As things are now, my heartbeat won’t slow. It’s been pounding nonstop since I stepped out of the shower. The hot water seemed to cut away the foggy terror of the last few days—my unceremonious kidnapping from the gallery in Philly, my abuse at the hands of Anton and Artur Sokolov’s men, my desperate standoff to protect my father.

I can still see him in my mind’s eye, clear as if he were before me, beaten so as to be unrecognizable, his form emaciated, the light gone from his eyes.

Don’t engage, he’d say. And I tried. I tried to take the fists, the slaps, the verbal and emotional abuse. I tried to ignore Nik, who stood like a shadow in the corner as his father and his father’s men beat and threatened me into submission.Don’t engage.

But in the end, I had no choice. In the end, a knife against my throat and blood gliding in hot rivulets into my collar, I realized Anton meant what he said. He’d kill us both if I didn’t buy my father’s freedom.

After all my father has done for me, how could I not?

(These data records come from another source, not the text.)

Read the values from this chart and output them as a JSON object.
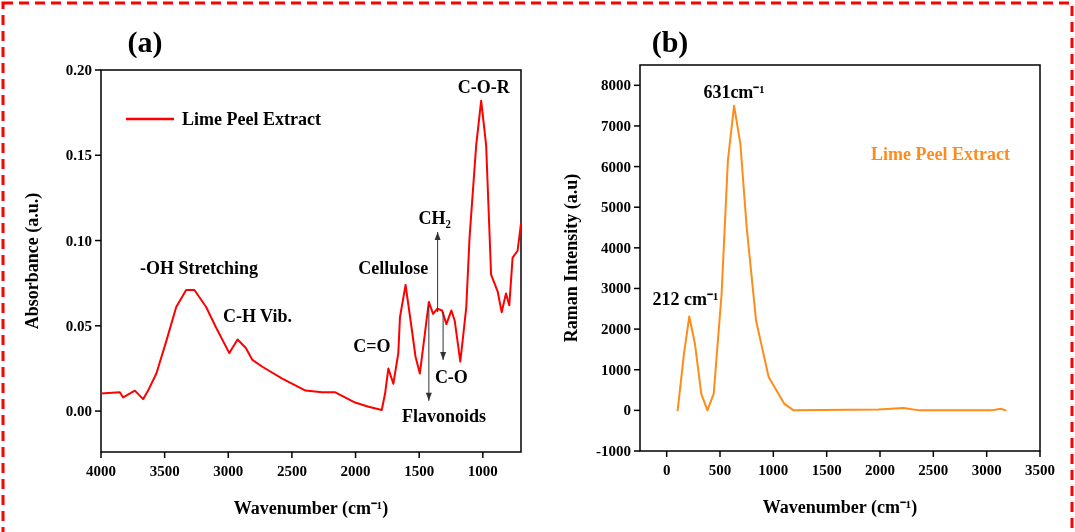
{
  "chart_data": [
    {
      "type": "line",
      "title": "(a)",
      "xlabel": "Wavenumber (cm⁻¹)",
      "ylabel": "Absorbance (a.u.)",
      "xlim": [
        4000,
        700
      ],
      "ylim": [
        -0.024,
        0.2
      ],
      "xticks": [
        4000,
        3500,
        3000,
        2500,
        2000,
        1500,
        1000
      ],
      "yticks": [
        {
          "value": 0,
          "label": "0.00"
        },
        {
          "value": 0.05,
          "label": "0.05"
        },
        {
          "value": 0.1,
          "label": "0.10"
        },
        {
          "value": 0.15,
          "label": "0.15"
        },
        {
          "value": 0.2,
          "label": "0.20"
        }
      ],
      "legend": "top left",
      "series": [
        {
          "name": "Lime Peel Extract",
          "color": "#ff0000",
          "x": [
            4000,
            3852,
            3826,
            3734,
            3669,
            3630,
            3565,
            3487,
            3409,
            3331,
            3266,
            3174,
            3096,
            2992,
            2927,
            2862,
            2810,
            2732,
            2576,
            2393,
            2263,
            2159,
            2003,
            1898,
            1794,
            1768,
            1742,
            1703,
            1664,
            1651,
            1607,
            1560,
            1529,
            1495,
            1456,
            1424,
            1391,
            1357,
            1320,
            1286,
            1247,
            1221,
            1195,
            1177,
            1156,
            1130,
            1104,
            1052,
            1013,
            974,
            935,
            883,
            852,
            818,
            792,
            766,
            727,
            700
          ],
          "values": [
            0.0103,
            0.011,
            0.008,
            0.012,
            0.007,
            0.012,
            0.022,
            0.041,
            0.061,
            0.071,
            0.071,
            0.061,
            0.049,
            0.034,
            0.042,
            0.037,
            0.03,
            0.026,
            0.019,
            0.012,
            0.011,
            0.011,
            0.005,
            0.0025,
            0.0006,
            0.0103,
            0.025,
            0.016,
            0.034,
            0.055,
            0.074,
            0.049,
            0.032,
            0.022,
            0.045,
            0.064,
            0.057,
            0.06,
            0.059,
            0.051,
            0.059,
            0.053,
            0.039,
            0.029,
            0.043,
            0.061,
            0.102,
            0.156,
            0.182,
            0.156,
            0.08,
            0.07,
            0.058,
            0.069,
            0.062,
            0.09,
            0.094,
            0.11
          ]
        }
      ],
      "annotations": [
        "-OH Stretching",
        "C-H Vib.",
        "C=O",
        "Cellulose",
        {
          "text": "CH₂",
          "x": 1355,
          "y": 0.058
        },
        {
          "text": "C-O",
          "x": 1312,
          "y": 0.058
        },
        {
          "text": "Flavonoids",
          "x": 1424,
          "y": 0.062
        },
        "C-O-R"
      ]
    },
    {
      "type": "line",
      "title": "(b)",
      "xlabel": "Wavenumber (cm⁻¹)",
      "ylabel": "Raman Intensity (a.u)",
      "xlim": [
        -250,
        3500
      ],
      "ylim": [
        -1000,
        8500
      ],
      "xticks": [
        0,
        500,
        1000,
        1500,
        2000,
        2500,
        3000,
        3500
      ],
      "yticks": [
        -1000,
        0,
        1000,
        2000,
        3000,
        4000,
        5000,
        6000,
        7000,
        8000
      ],
      "legend": "top right",
      "series": [
        {
          "name": "Lime Peel Extract",
          "color": "#ff8c1a",
          "x": [
            103,
            162,
            212,
            265,
            324,
            382,
            441,
            515,
            574,
            632,
            691,
            750,
            838,
            956,
            1103,
            1191,
            1985,
            2221,
            2368,
            3044,
            3132,
            3176
          ],
          "values": [
            0,
            1390,
            2310,
            1640,
            410,
            0,
            410,
            2870,
            6150,
            7500,
            6560,
            4510,
            2210,
            820,
            160,
            0,
            20,
            60,
            0,
            0,
            40,
            0
          ]
        }
      ],
      "annotations": [
        "631cm⁻¹",
        "212 cm⁻¹"
      ]
    }
  ]
}
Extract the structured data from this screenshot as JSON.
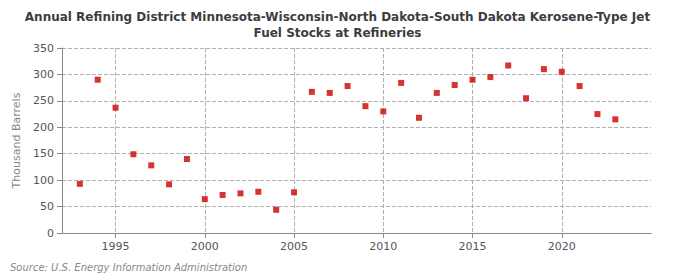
{
  "chart_data": {
    "type": "scatter",
    "title": "Annual Refining District Minnesota-Wisconsin-North Dakota-South Dakota Kerosene-Type Jet\nFuel Stocks at Refineries",
    "ylabel": "Thousand Barrels",
    "source": "Source: U.S. Energy Information Administration",
    "x": [
      1993,
      1994,
      1995,
      1996,
      1997,
      1998,
      1999,
      2000,
      2001,
      2002,
      2003,
      2004,
      2005,
      2006,
      2007,
      2008,
      2009,
      2010,
      2011,
      2012,
      2013,
      2014,
      2015,
      2016,
      2017,
      2018,
      2019,
      2020,
      2021,
      2022,
      2023
    ],
    "values": [
      93,
      290,
      237,
      149,
      128,
      92,
      140,
      64,
      72,
      75,
      78,
      44,
      77,
      267,
      265,
      278,
      240,
      230,
      284,
      218,
      265,
      280,
      290,
      295,
      317,
      255,
      310,
      305,
      278,
      225,
      215
    ],
    "color": "#cc0000",
    "marker": "square",
    "xlim": [
      1992,
      2025
    ],
    "xticks": [
      1995,
      2000,
      2005,
      2010,
      2015,
      2020
    ],
    "ylim": [
      0,
      350
    ],
    "yticks": [
      0,
      50,
      100,
      150,
      200,
      250,
      300,
      350
    ],
    "grid": true
  }
}
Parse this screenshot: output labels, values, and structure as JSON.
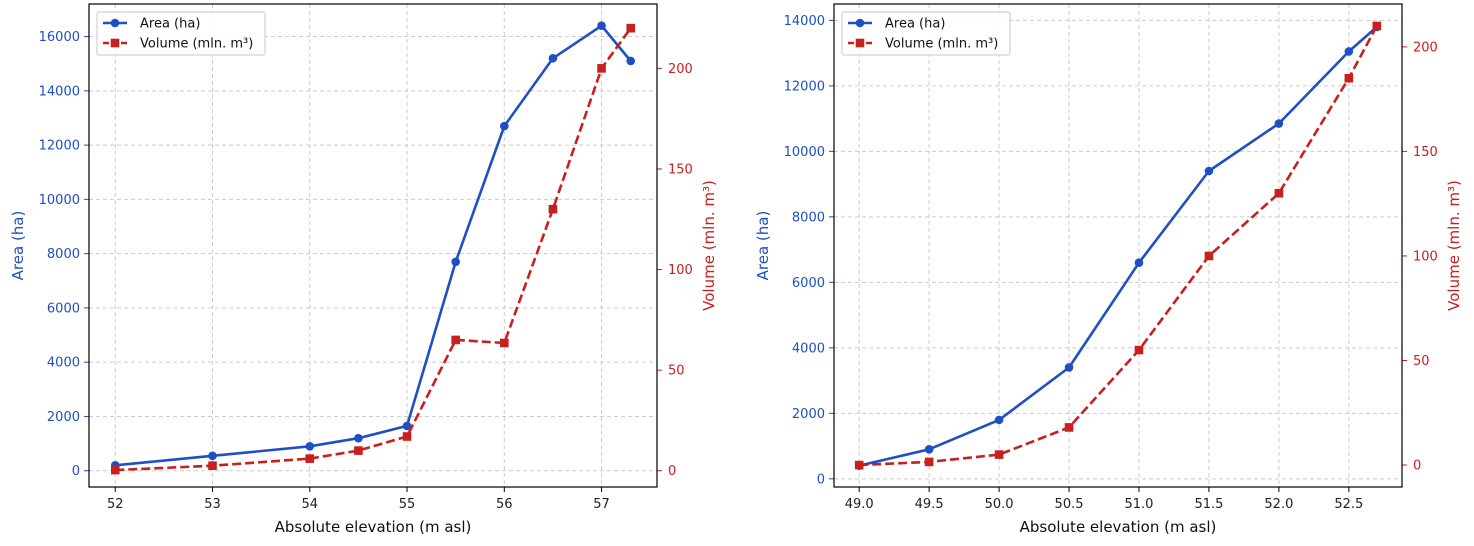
{
  "colors": {
    "area": "#1f4fc4",
    "volume": "#c8201f",
    "grid": "#cccccc",
    "frame": "#000000"
  },
  "chart_data": [
    {
      "type": "line",
      "xlabel": "Absolute elevation (m asl)",
      "ylabel_left": "Area (ha)",
      "ylabel_right": "Volume (mln. m³)",
      "xlim": [
        51.73,
        57.57
      ],
      "ylim_left": [
        -600,
        17200
      ],
      "ylim_right": [
        -8.1,
        232
      ],
      "xticks": [
        "52",
        "53",
        "54",
        "55",
        "56",
        "57"
      ],
      "yticks_left": [
        "0",
        "2000",
        "4000",
        "6000",
        "8000",
        "10000",
        "12000",
        "14000",
        "16000"
      ],
      "yticks_right": [
        "0",
        "50",
        "100",
        "150",
        "200"
      ],
      "grid": true,
      "legend_position": "top-left",
      "series": [
        {
          "name": "Area (ha)",
          "axis": "left",
          "style": "solid-circle",
          "x": [
            52,
            53,
            54,
            54.5,
            55,
            55.5,
            56,
            56.5,
            57,
            57.3
          ],
          "values": [
            200,
            550,
            900,
            1200,
            1650,
            7700,
            12700,
            15200,
            16400,
            15100
          ]
        },
        {
          "name": "Volume (mln. m³)",
          "axis": "right",
          "style": "dashed-square",
          "x": [
            52,
            53,
            54,
            54.5,
            55,
            55.5,
            56,
            56.5,
            57,
            57.3
          ],
          "values": [
            0.3,
            2.5,
            6,
            10,
            17,
            65,
            63.5,
            130,
            200,
            220
          ]
        }
      ]
    },
    {
      "type": "line",
      "xlabel": "Absolute elevation (m asl)",
      "ylabel_left": "Area (ha)",
      "ylabel_right": "Volume (mln. m³)",
      "xlim": [
        48.82,
        52.88
      ],
      "ylim_left": [
        -250,
        14500
      ],
      "ylim_right": [
        -10.5,
        220.5
      ],
      "xticks": [
        "49.0",
        "49.5",
        "50.0",
        "50.5",
        "51.0",
        "51.5",
        "52.0",
        "52.5"
      ],
      "yticks_left": [
        "0",
        "2000",
        "4000",
        "6000",
        "8000",
        "10000",
        "12000",
        "14000"
      ],
      "yticks_right": [
        "0",
        "50",
        "100",
        "150",
        "200"
      ],
      "grid": true,
      "legend_position": "top-left",
      "series": [
        {
          "name": "Area (ha)",
          "axis": "left",
          "style": "solid-circle",
          "x": [
            49.0,
            49.5,
            50.0,
            50.5,
            51.0,
            51.5,
            52.0,
            52.5,
            52.7
          ],
          "values": [
            400,
            900,
            1800,
            3400,
            6600,
            9400,
            10850,
            13050,
            13800
          ]
        },
        {
          "name": "Volume (mln. m³)",
          "axis": "right",
          "style": "dashed-square",
          "x": [
            49.0,
            49.5,
            50.0,
            50.5,
            51.0,
            51.5,
            52.0,
            52.5,
            52.7
          ],
          "values": [
            0,
            1.5,
            5,
            18,
            55,
            100,
            130,
            185,
            210
          ]
        }
      ]
    }
  ]
}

After all, the price could have been higher. He could have married me to his widowed brother, Maya’s father Artur. He could have sold me to one of my father’s enemies. In a way, I think Anton may have acted out of some perverse mercy—by marrying me to his son.

Like princes and princesses of the medieval age. Nothing ensures loyalty better than sharing blood or beds.

And that, not the threat of murder, is what haunts me now.Thatis why my heart won’t stop beating. Because when this night is over, when dark has fallen in full and the hours have slid by like moonlight on water—that’s where this terrifying journey will end.

The bed.

We’ll be expected to consummate tonight, won’t we? Isn’t that the point of all of this? To get a baby in my belly that Anton Sokolov can call his grandchild? To lock my father into servitude until his dying day?

And with this anger rippling off of Nik like heatwaves, I can’t expect love, or kindness, or affection. What does that leave? Obligation? Bitterness?

“You’re shaking.”

I look up, finding those piercing, shadowed green eyes on me. My breath hitches. He’s a stranger now, this boy who used to be my best friend. This boy who used to swear his heart and life for me. This boy I always thought I’d marry—but God, not like this.

Never like this.

But I know better than to let my fear show. If I remember one thing from this cruel world—it’s that. So I force myself to smile. “I’m OK.”

He watches me for an eternal moment, his beautiful marble face utterly inscrutable. Then he traces two fingers along my throat. I grimace, the edges of the days-old cut still sensitive. But the touch is astonishingly tender.

“We should get some sleep.”

With that, he heads in, leaving me to follow.

I look up to the first glittering stars, but I can’t think what to wish for.